As you can see this number “0.28” describes our whole message “ABACB”! So we encoded a whole message in one small number. There are a lot of improvements possible to implement this algorithm efficiently, for example look at range encoding. Another website that helped me a lot is this basic arithmetic coding by Arturo Campos.
The previous example works great, but there is a problem… if we assign equal probabilities to each possible symbol (each byte) we won’t compress anything! The example above works because I took bigger probabilities for A and B then for C… So for it to work we need to guess the correct probabilities, and the better we do this, the smaller our file gets!
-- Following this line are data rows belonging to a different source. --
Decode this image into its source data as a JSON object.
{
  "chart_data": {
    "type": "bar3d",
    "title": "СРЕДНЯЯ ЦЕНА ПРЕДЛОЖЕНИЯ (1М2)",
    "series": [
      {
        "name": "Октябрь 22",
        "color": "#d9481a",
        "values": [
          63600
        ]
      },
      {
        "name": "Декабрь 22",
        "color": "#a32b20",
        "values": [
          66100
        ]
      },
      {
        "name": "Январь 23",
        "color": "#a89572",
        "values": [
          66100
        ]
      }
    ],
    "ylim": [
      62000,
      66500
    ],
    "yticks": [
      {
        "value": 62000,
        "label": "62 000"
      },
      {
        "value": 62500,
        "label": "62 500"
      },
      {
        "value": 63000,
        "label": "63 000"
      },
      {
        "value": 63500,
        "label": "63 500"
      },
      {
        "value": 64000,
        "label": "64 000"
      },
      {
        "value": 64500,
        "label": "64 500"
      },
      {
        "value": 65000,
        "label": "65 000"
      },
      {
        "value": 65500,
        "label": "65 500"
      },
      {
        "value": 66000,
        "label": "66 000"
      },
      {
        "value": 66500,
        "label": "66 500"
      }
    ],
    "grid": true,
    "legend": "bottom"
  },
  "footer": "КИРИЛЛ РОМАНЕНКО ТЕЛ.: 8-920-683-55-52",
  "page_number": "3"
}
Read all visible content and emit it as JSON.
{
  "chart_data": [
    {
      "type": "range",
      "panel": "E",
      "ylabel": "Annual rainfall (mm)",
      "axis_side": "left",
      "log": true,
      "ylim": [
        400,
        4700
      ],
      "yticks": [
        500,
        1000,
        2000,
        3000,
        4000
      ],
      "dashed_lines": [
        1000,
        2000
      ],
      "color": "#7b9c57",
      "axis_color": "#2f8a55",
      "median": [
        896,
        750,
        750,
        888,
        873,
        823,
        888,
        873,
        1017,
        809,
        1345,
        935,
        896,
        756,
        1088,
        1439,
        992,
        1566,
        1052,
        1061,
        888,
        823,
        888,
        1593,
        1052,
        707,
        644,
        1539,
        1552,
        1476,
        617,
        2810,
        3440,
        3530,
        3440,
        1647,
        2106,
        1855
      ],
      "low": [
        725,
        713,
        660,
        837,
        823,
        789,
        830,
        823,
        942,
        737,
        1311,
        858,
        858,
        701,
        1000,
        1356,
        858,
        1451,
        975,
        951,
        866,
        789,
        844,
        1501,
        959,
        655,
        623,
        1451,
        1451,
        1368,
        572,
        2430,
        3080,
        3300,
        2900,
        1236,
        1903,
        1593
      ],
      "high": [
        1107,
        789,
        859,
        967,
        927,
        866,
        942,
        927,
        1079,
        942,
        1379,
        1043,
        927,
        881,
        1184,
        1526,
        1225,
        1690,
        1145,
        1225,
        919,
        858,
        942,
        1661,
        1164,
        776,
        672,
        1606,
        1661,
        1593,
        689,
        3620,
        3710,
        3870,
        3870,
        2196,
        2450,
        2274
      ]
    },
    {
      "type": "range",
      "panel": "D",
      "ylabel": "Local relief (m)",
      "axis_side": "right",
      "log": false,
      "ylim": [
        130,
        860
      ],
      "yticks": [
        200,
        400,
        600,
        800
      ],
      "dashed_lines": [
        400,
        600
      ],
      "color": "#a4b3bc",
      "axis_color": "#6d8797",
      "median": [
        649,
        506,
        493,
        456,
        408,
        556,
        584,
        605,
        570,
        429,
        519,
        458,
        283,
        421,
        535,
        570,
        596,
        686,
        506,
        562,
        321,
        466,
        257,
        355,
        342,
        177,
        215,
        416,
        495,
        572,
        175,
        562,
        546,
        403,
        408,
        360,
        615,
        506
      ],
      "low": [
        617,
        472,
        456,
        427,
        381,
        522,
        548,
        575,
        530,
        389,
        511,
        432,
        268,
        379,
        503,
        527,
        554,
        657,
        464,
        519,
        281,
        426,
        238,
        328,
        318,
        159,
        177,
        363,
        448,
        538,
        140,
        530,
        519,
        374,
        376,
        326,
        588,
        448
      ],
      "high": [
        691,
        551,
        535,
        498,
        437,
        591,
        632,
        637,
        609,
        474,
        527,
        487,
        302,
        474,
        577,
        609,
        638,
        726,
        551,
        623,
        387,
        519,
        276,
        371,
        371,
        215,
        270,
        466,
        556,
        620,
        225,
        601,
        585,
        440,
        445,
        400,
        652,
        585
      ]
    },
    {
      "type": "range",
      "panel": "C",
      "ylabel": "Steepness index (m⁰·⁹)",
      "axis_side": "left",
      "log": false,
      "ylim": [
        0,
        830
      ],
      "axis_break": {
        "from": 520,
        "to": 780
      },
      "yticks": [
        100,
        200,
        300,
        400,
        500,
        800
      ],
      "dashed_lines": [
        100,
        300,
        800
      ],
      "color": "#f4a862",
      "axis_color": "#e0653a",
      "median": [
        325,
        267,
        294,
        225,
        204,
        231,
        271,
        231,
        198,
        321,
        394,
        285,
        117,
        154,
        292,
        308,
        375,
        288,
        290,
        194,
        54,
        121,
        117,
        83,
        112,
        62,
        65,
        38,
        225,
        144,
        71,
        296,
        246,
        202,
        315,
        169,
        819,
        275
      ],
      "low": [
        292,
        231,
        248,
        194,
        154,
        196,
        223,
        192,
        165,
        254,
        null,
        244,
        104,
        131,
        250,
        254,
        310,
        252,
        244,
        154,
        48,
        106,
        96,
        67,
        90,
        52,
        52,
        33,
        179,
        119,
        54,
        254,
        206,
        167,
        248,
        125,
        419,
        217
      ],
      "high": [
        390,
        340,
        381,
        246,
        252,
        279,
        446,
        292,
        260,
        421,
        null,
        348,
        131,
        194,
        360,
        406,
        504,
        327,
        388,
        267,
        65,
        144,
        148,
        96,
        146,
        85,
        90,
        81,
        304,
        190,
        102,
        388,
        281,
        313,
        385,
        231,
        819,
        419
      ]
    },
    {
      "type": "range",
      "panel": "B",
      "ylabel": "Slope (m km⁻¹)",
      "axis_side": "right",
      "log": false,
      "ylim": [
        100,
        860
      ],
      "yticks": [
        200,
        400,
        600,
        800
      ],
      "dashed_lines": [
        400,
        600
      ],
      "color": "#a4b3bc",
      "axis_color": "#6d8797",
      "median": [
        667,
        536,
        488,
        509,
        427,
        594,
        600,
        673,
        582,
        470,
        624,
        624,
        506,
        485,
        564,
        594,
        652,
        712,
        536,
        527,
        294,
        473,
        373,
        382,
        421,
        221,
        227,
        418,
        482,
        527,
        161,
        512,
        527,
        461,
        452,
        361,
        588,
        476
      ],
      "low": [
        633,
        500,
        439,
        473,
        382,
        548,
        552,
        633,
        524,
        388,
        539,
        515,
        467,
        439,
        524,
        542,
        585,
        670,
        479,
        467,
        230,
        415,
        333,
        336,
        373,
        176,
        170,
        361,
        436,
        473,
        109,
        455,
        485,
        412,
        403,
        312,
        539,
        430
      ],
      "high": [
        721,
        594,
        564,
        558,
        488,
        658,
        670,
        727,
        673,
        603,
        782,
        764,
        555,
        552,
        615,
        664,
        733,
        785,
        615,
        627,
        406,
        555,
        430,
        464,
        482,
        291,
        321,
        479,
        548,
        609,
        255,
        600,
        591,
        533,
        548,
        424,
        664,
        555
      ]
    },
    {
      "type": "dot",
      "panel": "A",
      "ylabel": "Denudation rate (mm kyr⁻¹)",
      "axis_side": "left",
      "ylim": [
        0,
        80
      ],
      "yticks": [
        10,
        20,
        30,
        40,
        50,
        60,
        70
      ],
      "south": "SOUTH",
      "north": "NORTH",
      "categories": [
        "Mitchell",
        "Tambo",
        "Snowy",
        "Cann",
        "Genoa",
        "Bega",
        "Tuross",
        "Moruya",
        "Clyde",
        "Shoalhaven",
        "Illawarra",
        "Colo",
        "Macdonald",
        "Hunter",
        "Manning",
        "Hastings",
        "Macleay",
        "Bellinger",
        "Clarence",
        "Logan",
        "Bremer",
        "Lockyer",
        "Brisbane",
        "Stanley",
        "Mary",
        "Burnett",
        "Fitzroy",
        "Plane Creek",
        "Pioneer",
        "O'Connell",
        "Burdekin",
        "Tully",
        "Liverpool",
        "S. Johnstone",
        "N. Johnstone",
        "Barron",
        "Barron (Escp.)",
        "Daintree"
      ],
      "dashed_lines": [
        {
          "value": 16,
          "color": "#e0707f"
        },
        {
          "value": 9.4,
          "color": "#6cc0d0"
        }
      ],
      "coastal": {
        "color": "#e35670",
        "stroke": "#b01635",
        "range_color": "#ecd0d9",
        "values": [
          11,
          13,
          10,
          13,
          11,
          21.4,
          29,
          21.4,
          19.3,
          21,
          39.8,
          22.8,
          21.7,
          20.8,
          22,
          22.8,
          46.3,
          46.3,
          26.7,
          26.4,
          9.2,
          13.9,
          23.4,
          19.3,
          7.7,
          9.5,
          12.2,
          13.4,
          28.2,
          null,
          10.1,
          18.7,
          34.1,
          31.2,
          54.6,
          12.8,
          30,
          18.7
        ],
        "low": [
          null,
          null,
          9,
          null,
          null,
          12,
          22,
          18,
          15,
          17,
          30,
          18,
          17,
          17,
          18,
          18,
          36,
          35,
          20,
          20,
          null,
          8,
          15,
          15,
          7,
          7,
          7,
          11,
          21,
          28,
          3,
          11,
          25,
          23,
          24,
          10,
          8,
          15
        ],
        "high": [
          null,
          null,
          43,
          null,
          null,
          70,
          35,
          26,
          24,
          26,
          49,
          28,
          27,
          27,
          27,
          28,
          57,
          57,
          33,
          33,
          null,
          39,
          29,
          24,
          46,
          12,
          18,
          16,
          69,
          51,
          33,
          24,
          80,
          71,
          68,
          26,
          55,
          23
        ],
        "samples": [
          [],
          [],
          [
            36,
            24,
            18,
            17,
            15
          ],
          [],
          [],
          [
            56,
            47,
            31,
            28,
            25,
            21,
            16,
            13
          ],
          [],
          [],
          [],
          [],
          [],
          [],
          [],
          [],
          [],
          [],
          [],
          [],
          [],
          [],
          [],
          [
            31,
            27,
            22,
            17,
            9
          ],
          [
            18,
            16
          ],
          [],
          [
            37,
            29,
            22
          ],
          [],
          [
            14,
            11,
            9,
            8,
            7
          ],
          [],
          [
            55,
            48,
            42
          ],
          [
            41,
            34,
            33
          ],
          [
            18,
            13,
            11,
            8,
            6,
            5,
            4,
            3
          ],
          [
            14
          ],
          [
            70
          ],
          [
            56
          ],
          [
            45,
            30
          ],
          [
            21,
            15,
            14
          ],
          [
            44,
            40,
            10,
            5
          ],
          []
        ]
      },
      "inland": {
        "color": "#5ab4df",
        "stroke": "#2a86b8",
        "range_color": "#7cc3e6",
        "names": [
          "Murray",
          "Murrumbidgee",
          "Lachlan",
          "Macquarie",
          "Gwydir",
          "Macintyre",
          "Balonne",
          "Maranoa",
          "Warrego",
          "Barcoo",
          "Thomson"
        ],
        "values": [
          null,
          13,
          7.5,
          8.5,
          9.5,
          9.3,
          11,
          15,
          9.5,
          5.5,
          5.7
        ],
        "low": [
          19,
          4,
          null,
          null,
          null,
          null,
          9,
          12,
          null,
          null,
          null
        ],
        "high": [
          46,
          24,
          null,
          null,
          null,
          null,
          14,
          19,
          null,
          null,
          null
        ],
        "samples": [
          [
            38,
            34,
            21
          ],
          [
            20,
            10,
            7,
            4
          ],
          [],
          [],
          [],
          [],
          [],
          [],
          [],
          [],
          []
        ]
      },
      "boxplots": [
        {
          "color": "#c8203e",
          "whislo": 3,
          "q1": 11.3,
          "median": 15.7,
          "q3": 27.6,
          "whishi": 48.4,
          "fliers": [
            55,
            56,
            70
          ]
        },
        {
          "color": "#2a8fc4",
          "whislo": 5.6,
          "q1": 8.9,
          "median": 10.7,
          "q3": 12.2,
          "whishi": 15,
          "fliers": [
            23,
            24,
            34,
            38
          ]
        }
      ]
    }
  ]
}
Luckely there are a couple of methods to assign/guess these probabilities.
Read and save table
One thing you can do is to first read the whole file and save the amount you see each character. Then you can scale these amounts into probabilities between 0.0 and 1.0 and save these probabilities to a file. Next we can use these probabilities to encode (and decode) our message! This will take quite a bit of overhead because you have to save the table..
Another thing we can do is to just start with equal probabilities for each symbol and adjust the probabilities during the encoding. If we use the same method in encoding and decoding our probability table will remain the same.
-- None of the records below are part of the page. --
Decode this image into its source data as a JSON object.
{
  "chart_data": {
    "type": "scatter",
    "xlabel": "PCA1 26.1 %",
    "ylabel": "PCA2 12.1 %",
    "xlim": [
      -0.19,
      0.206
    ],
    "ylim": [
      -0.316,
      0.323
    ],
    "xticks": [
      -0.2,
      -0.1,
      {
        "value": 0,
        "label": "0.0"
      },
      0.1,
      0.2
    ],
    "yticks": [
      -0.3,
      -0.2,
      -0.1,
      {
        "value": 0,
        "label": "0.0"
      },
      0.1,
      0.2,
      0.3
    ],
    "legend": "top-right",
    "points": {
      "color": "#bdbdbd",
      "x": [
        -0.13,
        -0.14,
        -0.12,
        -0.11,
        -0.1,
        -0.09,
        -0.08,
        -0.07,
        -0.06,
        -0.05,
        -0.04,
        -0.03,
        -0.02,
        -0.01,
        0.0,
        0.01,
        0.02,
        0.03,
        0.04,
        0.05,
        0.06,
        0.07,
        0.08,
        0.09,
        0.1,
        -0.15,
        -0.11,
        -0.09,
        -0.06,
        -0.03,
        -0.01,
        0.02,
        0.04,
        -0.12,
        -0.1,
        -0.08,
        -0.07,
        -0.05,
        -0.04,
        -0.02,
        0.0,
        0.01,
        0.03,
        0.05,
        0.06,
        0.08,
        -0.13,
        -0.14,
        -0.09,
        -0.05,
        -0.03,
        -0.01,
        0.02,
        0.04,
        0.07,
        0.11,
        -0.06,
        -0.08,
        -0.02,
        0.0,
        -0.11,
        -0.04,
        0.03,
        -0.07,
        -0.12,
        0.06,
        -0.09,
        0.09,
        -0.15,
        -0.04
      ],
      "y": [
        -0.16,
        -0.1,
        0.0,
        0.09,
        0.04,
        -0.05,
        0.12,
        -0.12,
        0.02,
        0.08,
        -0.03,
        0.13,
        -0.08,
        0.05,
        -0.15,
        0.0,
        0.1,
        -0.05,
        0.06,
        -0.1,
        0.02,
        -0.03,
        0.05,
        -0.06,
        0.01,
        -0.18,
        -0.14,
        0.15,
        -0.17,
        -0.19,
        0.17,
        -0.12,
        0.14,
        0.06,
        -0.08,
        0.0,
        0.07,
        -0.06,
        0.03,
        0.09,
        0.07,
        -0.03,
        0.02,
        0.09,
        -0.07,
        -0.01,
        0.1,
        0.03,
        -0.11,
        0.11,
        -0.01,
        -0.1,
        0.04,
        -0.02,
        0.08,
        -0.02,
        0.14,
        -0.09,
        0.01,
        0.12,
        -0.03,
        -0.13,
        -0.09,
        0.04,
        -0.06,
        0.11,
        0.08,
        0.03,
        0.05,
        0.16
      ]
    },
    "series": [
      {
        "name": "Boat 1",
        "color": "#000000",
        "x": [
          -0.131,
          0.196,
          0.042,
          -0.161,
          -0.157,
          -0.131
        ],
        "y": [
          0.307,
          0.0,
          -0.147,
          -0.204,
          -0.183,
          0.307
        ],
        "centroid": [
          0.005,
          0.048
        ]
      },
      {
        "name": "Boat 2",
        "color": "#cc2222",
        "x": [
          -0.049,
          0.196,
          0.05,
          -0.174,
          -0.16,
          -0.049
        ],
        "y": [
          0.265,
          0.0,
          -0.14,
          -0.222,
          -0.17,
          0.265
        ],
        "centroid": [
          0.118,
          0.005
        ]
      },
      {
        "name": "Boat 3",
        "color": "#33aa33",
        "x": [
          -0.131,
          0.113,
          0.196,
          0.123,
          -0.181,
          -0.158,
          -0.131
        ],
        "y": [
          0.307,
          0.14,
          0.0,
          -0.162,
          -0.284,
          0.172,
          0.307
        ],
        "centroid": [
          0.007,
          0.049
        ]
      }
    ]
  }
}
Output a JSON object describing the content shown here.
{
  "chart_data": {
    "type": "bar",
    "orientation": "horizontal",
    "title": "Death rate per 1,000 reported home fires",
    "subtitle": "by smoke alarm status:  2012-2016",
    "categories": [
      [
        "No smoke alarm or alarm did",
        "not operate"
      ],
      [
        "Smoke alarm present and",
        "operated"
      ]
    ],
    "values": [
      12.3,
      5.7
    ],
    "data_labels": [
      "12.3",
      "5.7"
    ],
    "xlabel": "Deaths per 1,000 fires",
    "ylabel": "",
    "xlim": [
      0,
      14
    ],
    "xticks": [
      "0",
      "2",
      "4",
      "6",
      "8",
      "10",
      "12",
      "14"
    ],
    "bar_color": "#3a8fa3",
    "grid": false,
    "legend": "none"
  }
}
Prediction by Partial Matching (PPM)
So, we can adjust the probabilities at runtime and for example count all the symbols we have seen. But why stop there? For example in a piece of English text, the letter ‘E’ will probably have the highest count/probabilty. But if we encouter the symbols: “COMPRESSI” we know the next character will likely be an “O”, not an “E”! So what if we can enlarge our context? This is what PPM does, looking at the bigger picture. Not only count single symbols, but also combinations. The longer the combinations the more specific our predictions get (but also more memory is needed).
Context Mixing (CM)
With PPM you have one model which predicts the probability of the next symbol by looking at its past statistics. But why stop there? With Context Mixing (CM) you can have multiple models predicting the next symbol work together. When you do this right you and predict the next symbol even better and thus get better compression ratios! This is how the best current compression algorithms work.
This is just one family of compression algorithms, there are a lot more which I won’t describe here (yet?). Instead of processing/guessing the next symbol you could also replace long series of symbols with shorter unique symbols. This is known as dictionary coding, an entire other family of compressors (including LZ, zip, gz).